The Greats: Martin Scorsese
Photo via Columbia Pictures/Getty
Whenever an older, revered icon of the film industry dies, there are plenty of testimonials and remembrances written about that person. But it’s sad that we only take the time to fully appreciate these people’s brilliance after their passing. Hence, The Greats, a recurring column that celebrates cinema’s living legends.
Director Martin Scorsese has been making movies at such a level of acclaim and accomplishment for so long that he’s become a fixture of American cinema, his backstory as familiar as the plots of his best-known films. Growing up with asthma in Little Italy in New York, he had to stay inside, gorging on movies and observing the low-level criminals who roamed his neighborhood. Like Peter Parker getting bitten by a radioactive spider or Bruce Wayne watching his parents’ murder, these facts in Scorsese’s biography are iconic and oft-mentioned, suggesting the humble origins from which a filmmaking superhero emerged.
Just as Scorsese’s upbringing is now engrained in viewers’ minds, so too is the accepted canon of his greatest work: Mean Streets, Taxi Driver, Raging Bull, Goodfellas. But the downside of beatifying a filmmaker is that it risks reducing him to imposing totems, unfairly diminishing his other movies in the process because they’re not perceived to be masterpieces. But if Scorsese deserves to be heralded for his finest achievements, his less-celebrated feat is his ability to produce a series of fantastic other movies—near-masterpieces, if you will—that would be impressive by anyone else’s standards. Some of them are so good, in fact, that you may actually prefer them to the accepted canon.
But first, some quick biography. Born Martin Charles Scorsese in November 1942, he was raised Catholic and even considered the priesthood. But he found a different, although somewhat similar calling in the movies. “[T]he ritual of going to the movies with your father … became important to me,” he told Richard Schickel for the critic’s 2011 book Conversations With Scorsese. “There was a sense of peace [in a movie theater]…. You had faith when you went into the church. And you had faith when you went into the movie theater, too. Some films hit you more strongly than others, but you always had that faith. You’re taken on a trip, you’re taken on a journey.” Hearing Scorsese talk about movies, even to this day, makes them sound like transcendent, almost religious experiences. Few contemporary filmmakers have translated that passion into so many euphoric cinematic moments.

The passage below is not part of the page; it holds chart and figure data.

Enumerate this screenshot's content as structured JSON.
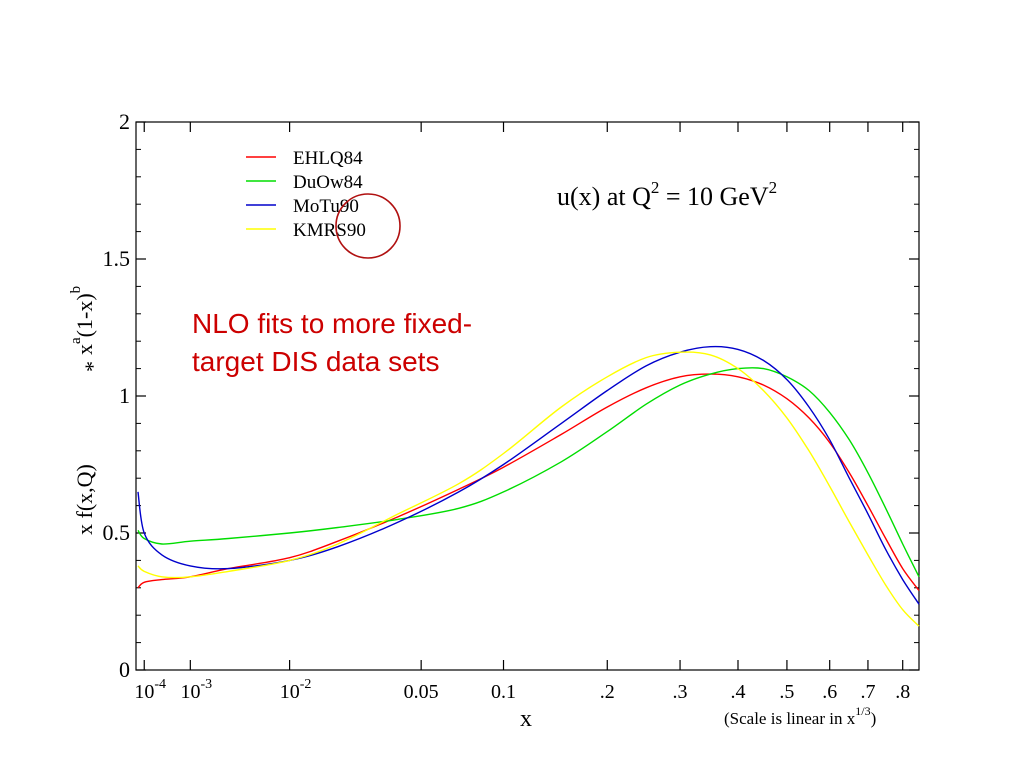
{
  "chart_data": {
    "type": "line",
    "title": "u(x) at Q",
    "title_sup": "2",
    "title_mid": " = 10 GeV",
    "title_sup2": "2",
    "ylabel_main": "x f(x,Q)",
    "ylabel_star": "*",
    "ylabel_x": "x",
    "ylabel_a": "a",
    "ylabel_paren": "(1-x)",
    "ylabel_b": "b",
    "xlabel": "x",
    "scale_note": "(Scale is linear in x",
    "scale_note_sup": "1/3",
    "scale_note_end": ")",
    "annotation_line1": "NLO fits to more fixed-",
    "annotation_line2": "target DIS data sets",
    "x_scale": "linear in x^(1/3)",
    "xlim": [
      5e-05,
      0.85
    ],
    "ylim": [
      0,
      2
    ],
    "yticks": [
      {
        "value": 0,
        "label": "0"
      },
      {
        "value": 0.5,
        "label": "0.5"
      },
      {
        "value": 1,
        "label": "1"
      },
      {
        "value": 1.5,
        "label": "1.5"
      },
      {
        "value": 2,
        "label": "2"
      }
    ],
    "xticks": [
      {
        "value": 0.0001,
        "base": "10",
        "exp": "-4"
      },
      {
        "value": 0.001,
        "base": "10",
        "exp": "-3"
      },
      {
        "value": 0.01,
        "base": "10",
        "exp": "-2"
      },
      {
        "value": 0.05,
        "label": "0.05"
      },
      {
        "value": 0.1,
        "label": "0.1"
      },
      {
        "value": 0.2,
        "label": ".2"
      },
      {
        "value": 0.3,
        "label": ".3"
      },
      {
        "value": 0.4,
        "label": ".4"
      },
      {
        "value": 0.5,
        "label": ".5"
      },
      {
        "value": 0.6,
        "label": ".6"
      },
      {
        "value": 0.7,
        "label": ".7"
      },
      {
        "value": 0.8,
        "label": ".8"
      }
    ],
    "legend_position": "top-left",
    "series": [
      {
        "name": "EHLQ84",
        "color": "#ff0000",
        "x": [
          6e-05,
          0.0001,
          0.0003,
          0.001,
          0.003,
          0.01,
          0.02,
          0.04,
          0.07,
          0.1,
          0.15,
          0.2,
          0.25,
          0.3,
          0.35,
          0.4,
          0.45,
          0.5,
          0.55,
          0.6,
          0.65,
          0.7,
          0.75,
          0.8,
          0.85
        ],
        "y": [
          0.3,
          0.32,
          0.33,
          0.34,
          0.37,
          0.41,
          0.47,
          0.56,
          0.66,
          0.74,
          0.86,
          0.96,
          1.03,
          1.07,
          1.08,
          1.07,
          1.04,
          0.99,
          0.92,
          0.83,
          0.72,
          0.6,
          0.48,
          0.37,
          0.29
        ]
      },
      {
        "name": "DuOw84",
        "color": "#00dd00",
        "x": [
          6e-05,
          0.0001,
          0.0003,
          0.001,
          0.003,
          0.01,
          0.02,
          0.04,
          0.07,
          0.1,
          0.15,
          0.2,
          0.25,
          0.3,
          0.35,
          0.4,
          0.45,
          0.5,
          0.55,
          0.6,
          0.65,
          0.7,
          0.75,
          0.8,
          0.85
        ],
        "y": [
          0.51,
          0.48,
          0.46,
          0.47,
          0.48,
          0.5,
          0.52,
          0.55,
          0.59,
          0.65,
          0.76,
          0.87,
          0.97,
          1.04,
          1.08,
          1.1,
          1.1,
          1.07,
          1.02,
          0.94,
          0.84,
          0.72,
          0.59,
          0.46,
          0.34
        ]
      },
      {
        "name": "MoTu90",
        "color": "#0000cc",
        "x": [
          6e-05,
          0.0001,
          0.0003,
          0.001,
          0.003,
          0.01,
          0.02,
          0.04,
          0.07,
          0.1,
          0.15,
          0.2,
          0.25,
          0.3,
          0.35,
          0.4,
          0.45,
          0.5,
          0.55,
          0.6,
          0.65,
          0.7,
          0.75,
          0.8,
          0.85
        ],
        "y": [
          0.65,
          0.5,
          0.42,
          0.38,
          0.37,
          0.4,
          0.45,
          0.54,
          0.65,
          0.75,
          0.9,
          1.02,
          1.11,
          1.16,
          1.18,
          1.17,
          1.13,
          1.06,
          0.96,
          0.84,
          0.7,
          0.57,
          0.44,
          0.33,
          0.24
        ]
      },
      {
        "name": "KMRS90",
        "color": "#ffff00",
        "x": [
          6e-05,
          0.0001,
          0.0003,
          0.001,
          0.003,
          0.01,
          0.02,
          0.04,
          0.07,
          0.1,
          0.15,
          0.2,
          0.25,
          0.3,
          0.35,
          0.4,
          0.45,
          0.5,
          0.55,
          0.6,
          0.65,
          0.7,
          0.75,
          0.8,
          0.85
        ],
        "y": [
          0.38,
          0.36,
          0.34,
          0.34,
          0.36,
          0.4,
          0.46,
          0.57,
          0.68,
          0.79,
          0.96,
          1.07,
          1.14,
          1.16,
          1.15,
          1.1,
          1.02,
          0.92,
          0.8,
          0.67,
          0.54,
          0.42,
          0.31,
          0.22,
          0.16
        ]
      }
    ]
  },
  "colors": {
    "annotation": "#cc0000",
    "highlight_circle": "#b01010",
    "axis": "#000000"
  }
}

After going to film school, Scorsese began directing his own pictures. 1967’s Who’s That Knocking at My Door and 1972’s Boxcar Bertha were his first features, but it was his third film, Mean Streets, that helped establish his reputation as a director of movies about men consumed by inner demons, often resorting to violence as a means of expression. Littered with rock and girl-group R&B songs on the soundtrack, Mean Streets first popularized his tendency to use pop tunes as the sonic background for his films, a technique that would be incorporated by disciples like Paul Thomas Anderson, Quentin Tarantino and David O. Russell.
His next movie, Alice Doesn’t Live Here Anymore, was his first to win an Oscar, for Ellen Burstyn for Best Actress, and the film later got spun-off into the TV series Alice. (Scorsese is one of two terrific directors who saw one of their ’70s movies adapted into a sitcom, the other being Robert Altman’s M*A*S*H.) But Taxi Driver was the breakthrough: a seething condemnation of alienation—not to mention New York’s descent in the 1970s into a crime-ridden hellscape—delivered with such clinical coldness that when Scorsese’s star (and longtime collaborator) Robert De Niro finally explodes, it’s unspeakably upsetting. If Taxi Driver now feels slightly overrated, it’s only because the movie’s DNA has crept into so many subsequent filmmakers’ efforts. Scorsese grew up loving Westerns, and Taxi Driver could be his version of The Searchers—except his man-out-of-time ends up not redeeming himself, continuing to patrol the dirty streets he loathes.